Luxi: To me, Bannerless is the band's most diverse album. You have some true Thrash torpedoes like "In Safe Place No One Can Hear Your Scream" and "Truth Prostitute", more unorthodox, Voïvod-inspired numbers like "Terminal Ignition" and "The Lethality of Mediocrity" and even a hard-pounding Rock 'n' Roll song à la Motörhead, "Don't Be an Asshole", which ends the album. Where did all this diversity come from?

SF: You got that right. It is more interesting to do different songs than 10 superfast Thrash Metal strikes. The reason for such a diversity could be adjusting to a new style. We want to keep it heavy but also create some nuances like those in King Crimson/Voïvod-style songs. Another reason is that we are listening more to different kinds of music nowadays, there is still Metal involved but also progressive Rock, Jazz and it definitely changes your approach to music.

"Don't be an Asshole" is a rehearsal jam and to be honest I don't remember how it ended up as a song. Personally, I didn't want it to be on the album because it was too far away from the other stuff but it is a nod to Motörhead and Lemmy for all the influences they have given musically for so many years.

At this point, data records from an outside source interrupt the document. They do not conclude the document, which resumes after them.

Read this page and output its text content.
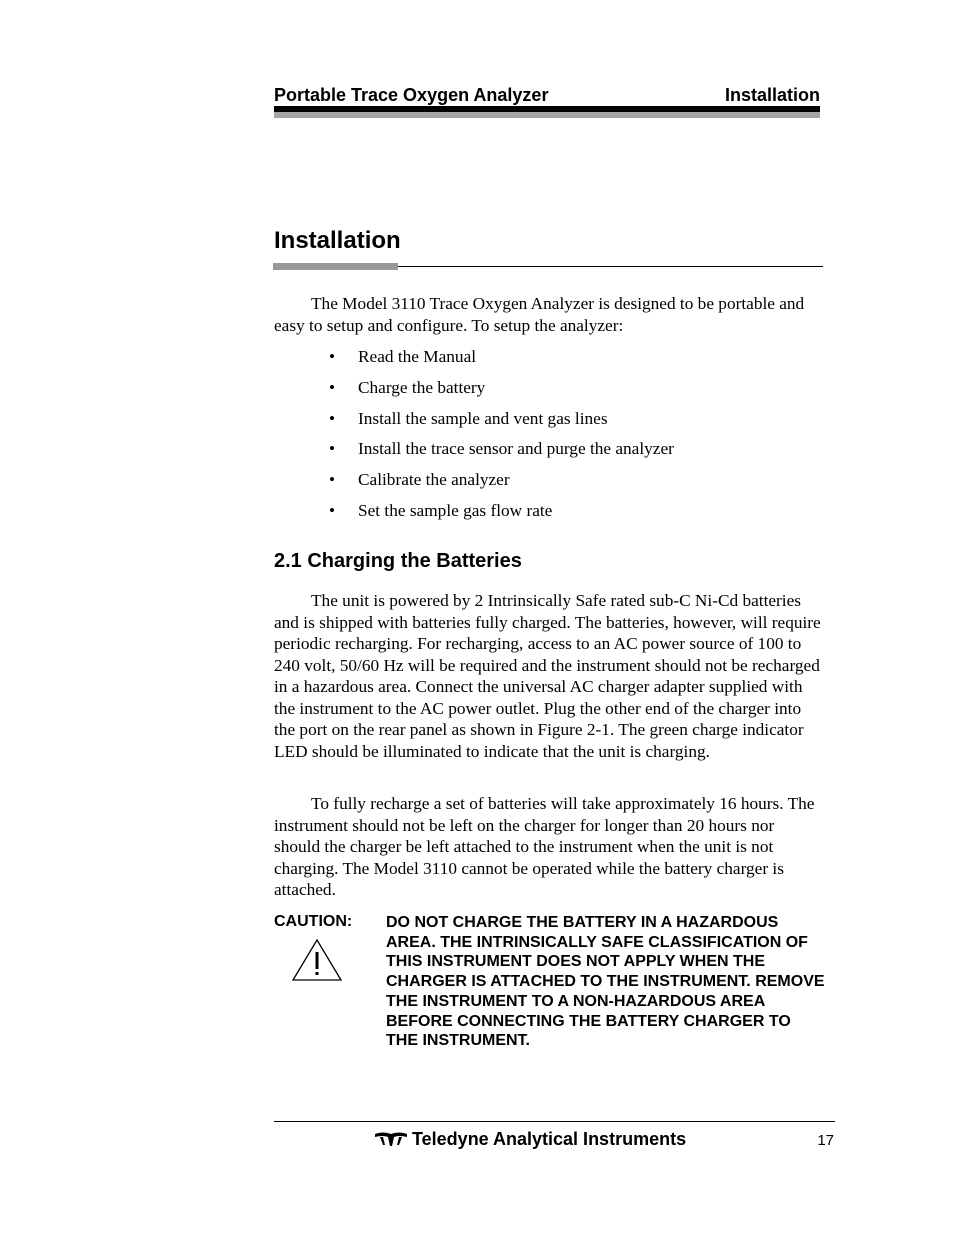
Portable Trace Oxygen Analyzer	Installation
Installation

The Model 3110 Trace Oxygen Analyzer is designed to be portable and easy to setup and configure. To setup the analyzer:

• Read the Manual
• Charge the battery
• Install the sample and vent gas lines
• Install the trace sensor and purge the analyzer
• Calibrate the analyzer
• Set the sample gas flow rate
2.1 Charging the Batteries

The unit is powered by 2 Intrinsically Safe rated sub-C Ni-Cd batteries and is shipped with batteries fully charged. The batteries, however, will require periodic recharging. For recharging, access to an AC power source of 100 to 240 volt, 50/60 Hz will be required and the instrument should not be recharged in a hazardous area. Connect the universal AC charger adapter supplied with the instrument to the AC power outlet. Plug the other end of the charger into the port on the rear panel as shown in Figure 2-1. The green charge indicator LED should be illuminated to indicate that the unit is charging.

To fully recharge a set of batteries will take approximately 16 hours. The instrument should not be left on the charger for longer than 20 hours nor should the charger be left attached to the instrument when the unit is not charging. The Model 3110 cannot be operated while the battery charger is attached.

CAUTION: DO NOT CHARGE THE BATTERY IN A HAZARDOUS AREA. THE INTRINSICALLY SAFE CLASSIFICATION OF THIS INSTRUMENT DOES NOT APPLY WHEN THE CHARGER IS ATTACHED TO THE INSTRUMENT. REMOVE THE INSTRUMENT TO A NON-HAZARDOUS AREA BEFORE CONNECTING THE BATTERY CHARGER TO THE INSTRUMENT.
Teledyne Analytical Instruments	17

JNW: When Seba and Atte played this Rock 'n' Roll song at our rehearsals after some beers, Aki and I insisted that we should make a song of our own out of it because we felt the drive in it, even though the other guys thought it wasn't worth anything other than drunken jamming, hehe! Sure it's the most different song in the whole Axegressor catalog, but in my opinion, this shows one end of the spectrum whereas the preceding song, "Peace at Last", represents the other, more complex approach to Heavy/Thrash Metal. I would consider "Don't Be an Asshole" as a bonus track on the album; a kind of a special surprise to close the album.

Luxi: The song "Peace at Last (Armageddon)" may well be the band's most Voïvod-inspired song ever, so I guess it's fair to ask how much the band was under the influence of Voivod albums when you were writing for this opus?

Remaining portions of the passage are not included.